Merkez Bankası’nın (TCMB), Haziran ayındaki 650 baz puanlık faiz artışıyla siyaset faizini yüzde 15 çekmiş, enflasyon görünümünde besbelli düzelme olana kadar sıkılaşmanın devam edeceğini söylemişti.
Haziran’daki faiz artışı yıllardır AKP’li Cumhurbaşkanı Recep Tayyip Erdoğan öncülüğünde sürdürülen, büyüme ve yatırımları, negatif gerçek faiz ile desteklemeyi amaçlayan siyasetlerden vazgeçildiğinin en değerli işareti olarak algılanmıştı.
“YÜZDE 20’DEN DAHA AZI…”
Ancak bu sert faiz artışı bile beklentilerin altında kaldı. BlueBay Varlık İdaresi’nden Tim Ash, Temmuz PPK toplantısı hakkında ise, “Politika faizini yüzde 20’ye yükseltecek bir adımdan daha azı bir hayal kırıklığı ve Şimşek ile Erkan’ın yapabileceklerini Erdoğan’ın kısıtladığının bir işareti olarak görülecektir” dedi.

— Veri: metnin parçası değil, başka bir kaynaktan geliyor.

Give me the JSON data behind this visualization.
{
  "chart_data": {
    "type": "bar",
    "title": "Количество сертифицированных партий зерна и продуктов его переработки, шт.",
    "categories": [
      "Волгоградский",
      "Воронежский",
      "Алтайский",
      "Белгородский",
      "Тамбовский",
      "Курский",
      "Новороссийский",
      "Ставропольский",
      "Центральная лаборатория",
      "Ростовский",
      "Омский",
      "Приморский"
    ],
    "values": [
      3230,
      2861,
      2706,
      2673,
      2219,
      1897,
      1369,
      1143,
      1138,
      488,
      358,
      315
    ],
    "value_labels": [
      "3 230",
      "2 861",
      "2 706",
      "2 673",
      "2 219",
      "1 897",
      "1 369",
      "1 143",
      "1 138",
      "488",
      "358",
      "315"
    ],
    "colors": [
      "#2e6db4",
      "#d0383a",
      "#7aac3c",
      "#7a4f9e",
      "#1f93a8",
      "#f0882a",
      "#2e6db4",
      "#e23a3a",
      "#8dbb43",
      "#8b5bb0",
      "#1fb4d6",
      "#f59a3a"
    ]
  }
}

Ekonomi idaresi ise nakdî sıkılaştırma sürecinin makroekonomik ve finansal şartlar üzerindeki tesirlerine dikkat çekerek, süreci kademeli yöneteceklerine dikkat çekiyor. Düşük faiz siyasetlerinin sebep olduğu kur krizi ve akabinde TL’deki süren bedel kaybının tesiriyle enflasyon Ekim 2022’de 24 yılın tepesi olan yüzde 85.51 düzeyine yükselmişti.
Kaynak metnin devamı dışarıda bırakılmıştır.